Based on calculations (Lessios 1992), it has been claimed that these enzyme variations are maintained by selection. Salinity has previously been regarded as the main cause of differential selection at these loci (Gardner and Kathiravetpillai 1997; Gardner and Palmer 1998). The temporal environmental variability hypothesis that heterozygotes are superior in temporally unstable environments cannot be refuted by the results, but the results present no support to this theory either.

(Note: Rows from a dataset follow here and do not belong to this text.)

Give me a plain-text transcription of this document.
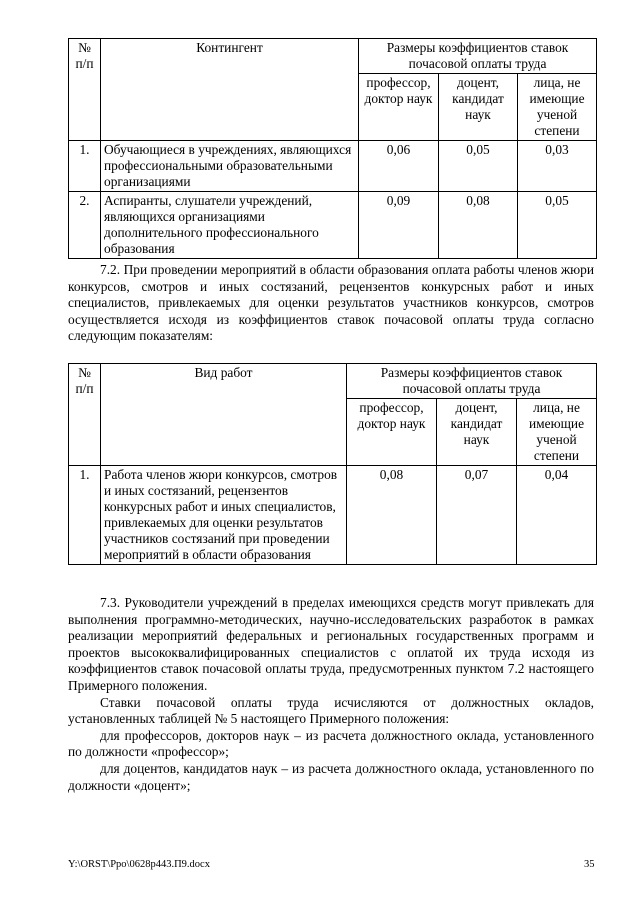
№ п/п	Контингент	Размеры коэффициентов ставок почасовой оплаты труда		
		профессор, доктор наук	доцент, кандидат наук	лица, не имеющие ученой степени
1.	Обучающиеся в учреждениях, являющихся профессиональными образовательными организациями	0,06	0,05	0,03
2.	Аспиранты, слушатели учреждений, являющихся организациями дополнительного профессионального образования	0,09	0,08	0,05

7.2. При проведении мероприятий в области образования оплата работы членов жюри конкурсов, смотров и иных состязаний, рецензентов конкурсных работ и иных специалистов, привлекаемых для оценки результатов участников конкурсов, смотров осуществляется исходя из коэффициентов ставок почасовой оплаты труда согласно следующим показателям:

№ п/п	Вид работ	Размеры коэффициентов ставок почасовой оплаты труда		
		профессор, доктор наук	доцент, кандидат наук	лица, не имеющие ученой степени
1.	Работа членов жюри конкурсов, смотров и иных состязаний, рецензентов конкурсных работ и иных специалистов, привлекаемых для оценки результатов участников состязаний при проведении мероприятий в области образования	0,08	0,07	0,04

7.3. Руководители учреждений в пределах имеющихся средств могут привлекать для выполнения программно-методических, научно-исследовательских разработок в рамках реализации мероприятий федеральных и региональных государственных программ и проектов высококвалифицированных специалистов с оплатой их труда исходя из коэффициентов ставок почасовой оплаты труда, предусмотренных пунктом 7.2 настоящего Примерного положения.

Ставки почасовой оплаты труда исчисляются от должностных окладов, установленных таблицей № 5 настоящего Примерного положения:

для профессоров, докторов наук – из расчета должностного оклада, установленного по должности «профессор»;

для доцентов, кандидатов наук – из расчета должностного оклада, установленного по должности «доцент»;

Y:\ORST\Ppo\0628p443.П9.docx	35
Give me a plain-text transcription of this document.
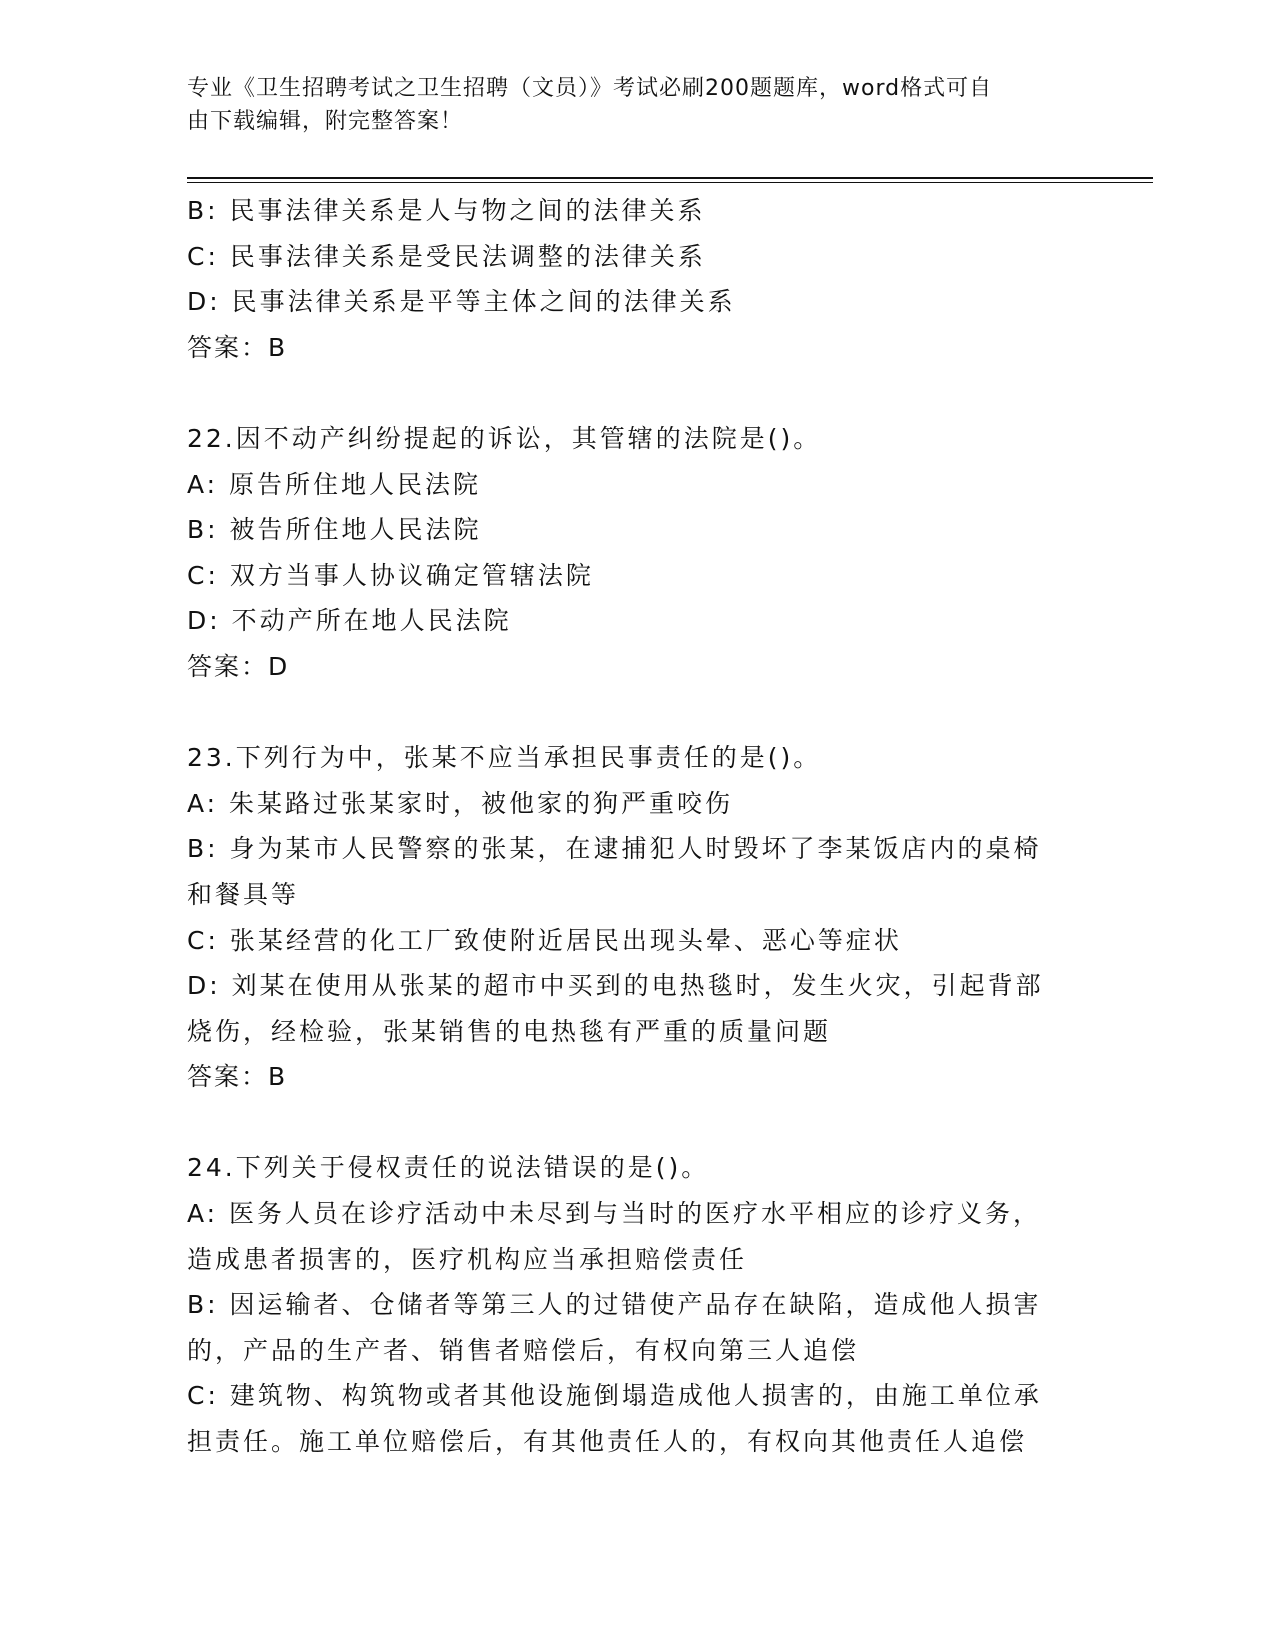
专业《卫生招聘考试之卫生招聘（文员）》考试必刷200题题库，word格式可自
由下载编辑，附完整答案！

B: 民事法律关系是人与物之间的法律关系

C: 民事法律关系是受民法调整的法律关系

D: 民事法律关系是平等主体之间的法律关系

答案：B

22.因不动产纠纷提起的诉讼，其管辖的法院是()。

A: 原告所住地人民法院

B: 被告所住地人民法院

C: 双方当事人协议确定管辖法院

D: 不动产所在地人民法院

答案：D

23.下列行为中，张某不应当承担民事责任的是()。

A: 朱某路过张某家时，被他家的狗严重咬伤

B: 身为某市人民警察的张某，在逮捕犯人时毁坏了李某饭店内的桌椅

和餐具等

C: 张某经营的化工厂致使附近居民出现头晕、恶心等症状

D: 刘某在使用从张某的超市中买到的电热毯时，发生火灾，引起背部

烧伤，经检验，张某销售的电热毯有严重的质量问题

答案：B

24.下列关于侵权责任的说法错误的是()。

A: 医务人员在诊疗活动中未尽到与当时的医疗水平相应的诊疗义务，

造成患者损害的，医疗机构应当承担赔偿责任

B: 因运输者、仓储者等第三人的过错使产品存在缺陷，造成他人损害

的，产品的生产者、销售者赔偿后，有权向第三人追偿

C: 建筑物、构筑物或者其他设施倒塌造成他人损害的，由施工单位承

担责任。施工单位赔偿后，有其他责任人的，有权向其他责任人追偿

Different levels of salinity are reasoned to be the cause for the existence and maintenance of the two main genotype distributions observed in the present study. Bayne (1965) investigated the fertilisation success of mussels in different salinities and found that their range of salinity tolerance varied depending on which salinity they were derived from. The lower level of tolerance for M. edulis from saltwater (between 30 and 32‰) was 20‰. Below 20‰ there was no growth of the larvae, and it has been suggested that salinity affects the level of expression of genes promoting larval growth (Innes and Haley 1977). These early observations offer an explanation for the limited distribution of saltwater genotypes in brackish water areas along the coast. Thus, salinity may represent the isolation mechanism that maintains the genetically different groups or species. It is highly probable that larvae from the different groups will be distributed both to brackish water and full strength seawater, but adaptation to local environmental conditions, possibly governed by different salinities, may prevent larvae from one location from growing up in locations with different salinities. To survive in salinities lower than ~20‰, a differentially adapted genotype has evolved. It may correspond to the species recognised as M. trossulus, which can be found throughout the Baltic (Bulnheim and Gosling 1988; Väinölä 1990), and possibly also along the Norwegian coast.